American antiques expert (born 1942)

Helaine Fendelman (born January 25, 1942; Riverside, Illinois) is a generalist antiques, fine arts and collectibles appraiser, author, instructor and co-host of a PBS affiliated television show.

==Early life and education==
Fendelman earned a bachelor's degree of Arts in English from Washington University in St. Louis in 1964 followed by a master's degree of Arts in English from C.W. Post Campus of Long Island University in 1967.

==Antiques career==
Fendelman has more than 30 years of experience in arts and antiques. In 1965, Fendelman and her husband, Burton Fendelman moved to New York City. In 1975, she began her career in the arts as a curator at the American Folk Art Museum.

From 1978 to 1981, Fendelman was a curator at the Rye Historical Society in Rye, New York.

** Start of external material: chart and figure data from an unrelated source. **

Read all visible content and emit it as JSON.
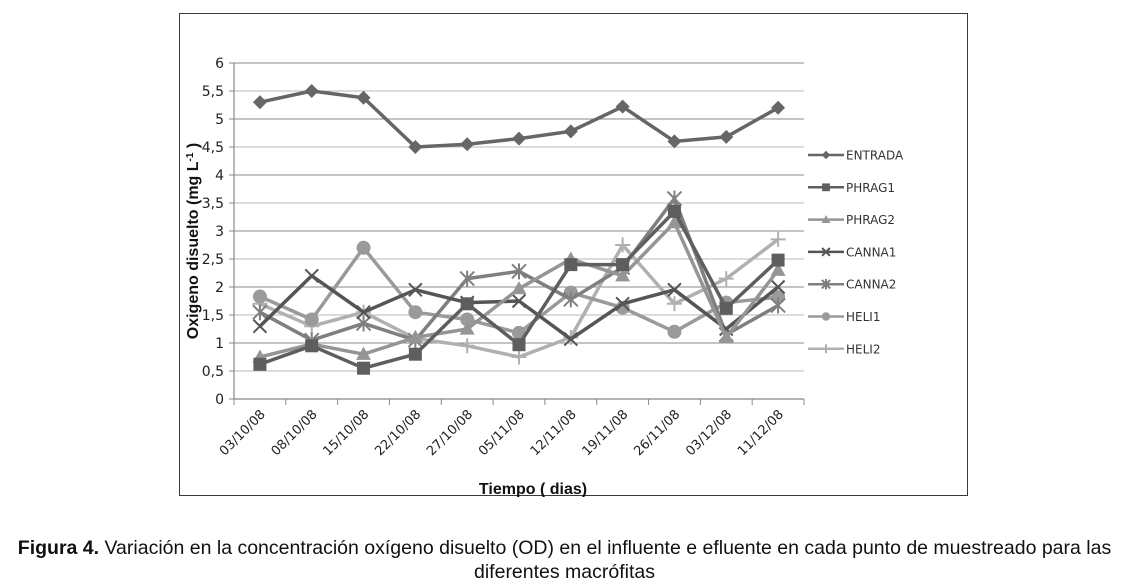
{
  "chart_data": {
    "type": "line",
    "title": "",
    "xlabel": "Tiempo ( dias)",
    "ylabel": "Oxigeno disuelto (mg L",
    "ylabel_sup": "-1",
    "ylabel_end": " )",
    "ylim": [
      0,
      6
    ],
    "yticks": [
      0,
      0.5,
      1,
      1.5,
      2,
      2.5,
      3,
      3.5,
      4,
      4.5,
      5,
      5.5,
      6
    ],
    "ytick_labels": [
      "0",
      "0,5",
      "1",
      "1,5",
      "2",
      "2,5",
      "3",
      "3,5",
      "4",
      "4,5",
      "5",
      "5,5",
      "6"
    ],
    "grid": true,
    "legend_position": "right",
    "categories": [
      "03/10/08",
      "08/10/08",
      "15/10/08",
      "22/10/08",
      "27/10/08",
      "05/11/08",
      "12/11/08",
      "19/11/08",
      "26/11/08",
      "03/12/08",
      "11/12/08"
    ],
    "series": [
      {
        "name": "ENTRADA",
        "marker": "diamond",
        "color": "#666666",
        "values": [
          5.3,
          5.5,
          5.38,
          4.5,
          4.55,
          4.65,
          4.78,
          5.22,
          4.6,
          4.68,
          5.2
        ]
      },
      {
        "name": "PHRAG1",
        "marker": "square",
        "color": "#5e5e5e",
        "values": [
          0.62,
          0.95,
          0.55,
          0.8,
          1.7,
          0.97,
          2.4,
          2.4,
          3.35,
          1.62,
          2.48
        ]
      },
      {
        "name": "PHRAG2",
        "marker": "triangle",
        "color": "#959595",
        "values": [
          0.75,
          0.98,
          0.8,
          1.1,
          1.25,
          1.97,
          2.5,
          2.2,
          3.15,
          1.1,
          2.3
        ]
      },
      {
        "name": "CANNA1",
        "marker": "x",
        "color": "#555555",
        "values": [
          1.3,
          2.2,
          1.55,
          1.95,
          1.72,
          1.75,
          1.07,
          1.7,
          1.95,
          1.25,
          2.0
        ]
      },
      {
        "name": "CANNA2",
        "marker": "star",
        "color": "#7f7f7f",
        "values": [
          1.55,
          1.05,
          1.35,
          1.05,
          2.15,
          2.28,
          1.78,
          2.35,
          3.58,
          1.15,
          1.67
        ]
      },
      {
        "name": "HELI1",
        "marker": "circle",
        "color": "#9a9a9a",
        "values": [
          1.83,
          1.42,
          2.7,
          1.55,
          1.42,
          1.18,
          1.9,
          1.63,
          1.2,
          1.72,
          1.82
        ]
      },
      {
        "name": "HELI2",
        "marker": "plus",
        "color": "#b0b0b0",
        "values": [
          1.7,
          1.3,
          1.55,
          1.08,
          0.95,
          0.75,
          1.1,
          2.75,
          1.7,
          2.15,
          2.85
        ]
      }
    ]
  },
  "caption": {
    "label": "Figura 4.",
    "text": " Variación en la concentración oxígeno disuelto (OD) en el influente e efluente en cada punto de muestreado para las diferentes macrófitas"
  }
}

In 1994, Fendelman created Helaine Fendelman & Associates, a Fine Arts, antiques, and appraisal firm, which is located in the Gramercy Park section of New York City. Fendelman is also an instructor at New York University’s Appraisal Institute. She has two sons and lives in New York City and Sanibel, Florida.

Since 1997, Fendelman has co-hosted the PBS television show, “Treasures in your Attic” and co-authored the Scripps Howard Syndicated newspaper column, “Treasures in Your Attic.”

Fendelman served as a board member of the Appraisers Association of America from 1984 to 2008, as vice president from 1994 to 1996 and as president from 1996 to 1998.

She has also authored and co-authored several books about appraising including: All About Appraising: The Definitive Appraisal Handbook; Price it Yourself, Treasures In Your Attic; Tramp Art A Folk Art Phenomenon; Silent Companions: Dummy Board Figures of the 17th Through 19th Centuries, and The Official Identification and Price Guides to American Folk Art and Holiday Collectibles.